Cancer survivors attending the 2014 National Cancer Survivors Day in Rochester, MN, were recruited to participate in a one-page survey about their ongoing health concerns and symptoms, as well as their experience with, interest in, and desire for knowledge about IM. Two-sided t test was used for univariate analyses of impact of sex, time since diagnosis, and age.

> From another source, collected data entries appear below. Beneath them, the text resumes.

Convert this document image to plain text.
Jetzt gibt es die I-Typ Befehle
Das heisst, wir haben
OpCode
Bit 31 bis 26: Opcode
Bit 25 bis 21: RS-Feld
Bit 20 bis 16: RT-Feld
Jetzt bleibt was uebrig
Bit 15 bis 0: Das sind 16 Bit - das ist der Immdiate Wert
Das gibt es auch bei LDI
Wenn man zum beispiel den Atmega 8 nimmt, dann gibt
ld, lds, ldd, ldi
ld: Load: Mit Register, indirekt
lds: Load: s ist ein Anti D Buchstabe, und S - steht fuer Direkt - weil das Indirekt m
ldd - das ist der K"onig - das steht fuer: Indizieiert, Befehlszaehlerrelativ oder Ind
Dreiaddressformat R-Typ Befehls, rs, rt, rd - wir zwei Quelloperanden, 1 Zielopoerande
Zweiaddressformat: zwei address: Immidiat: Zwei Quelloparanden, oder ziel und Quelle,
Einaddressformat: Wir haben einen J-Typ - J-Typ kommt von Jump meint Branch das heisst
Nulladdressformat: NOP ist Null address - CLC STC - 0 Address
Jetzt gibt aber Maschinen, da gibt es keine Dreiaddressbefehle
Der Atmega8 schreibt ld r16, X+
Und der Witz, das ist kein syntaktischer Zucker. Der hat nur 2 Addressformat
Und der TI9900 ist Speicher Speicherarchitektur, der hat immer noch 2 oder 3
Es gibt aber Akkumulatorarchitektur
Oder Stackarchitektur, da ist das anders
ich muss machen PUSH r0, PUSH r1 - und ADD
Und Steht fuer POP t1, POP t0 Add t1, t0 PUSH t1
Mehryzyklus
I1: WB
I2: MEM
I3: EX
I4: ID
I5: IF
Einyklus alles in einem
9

Among the 260 cancer survivors, 171 persons (female, 74 %; male, 26 %) completed the survey (mean age, 64.6 years). Symptoms most commonly somewhat or more bothersome were fear of recurrence (52 %), stress (43 %), fatigue (43 %), difficulty sleeping (33 %), and weight gain (31 %). The most used IM resources were exercise (75 %), improved nutrition and diet (66 %), stress management (42 %), dietary supplementation (33 %), meditation (25 %), and massage (22 %). Older patients (age, ≥65 years) were less experienced with, interested in, and desiring of knowledge about IM techniques. Sex and time since diagnosis were not strongly predictive of most survey response categories.


Cancer survivors have adverse effects for years into survivorship. They use and express interest in various IM techniques to help manage symptoms. It is critical that oncology providers help survivors address ongoing health concerns. Education about and access to evidence-based IM techniques may have important roles in comprehensive cancer survivorship programs.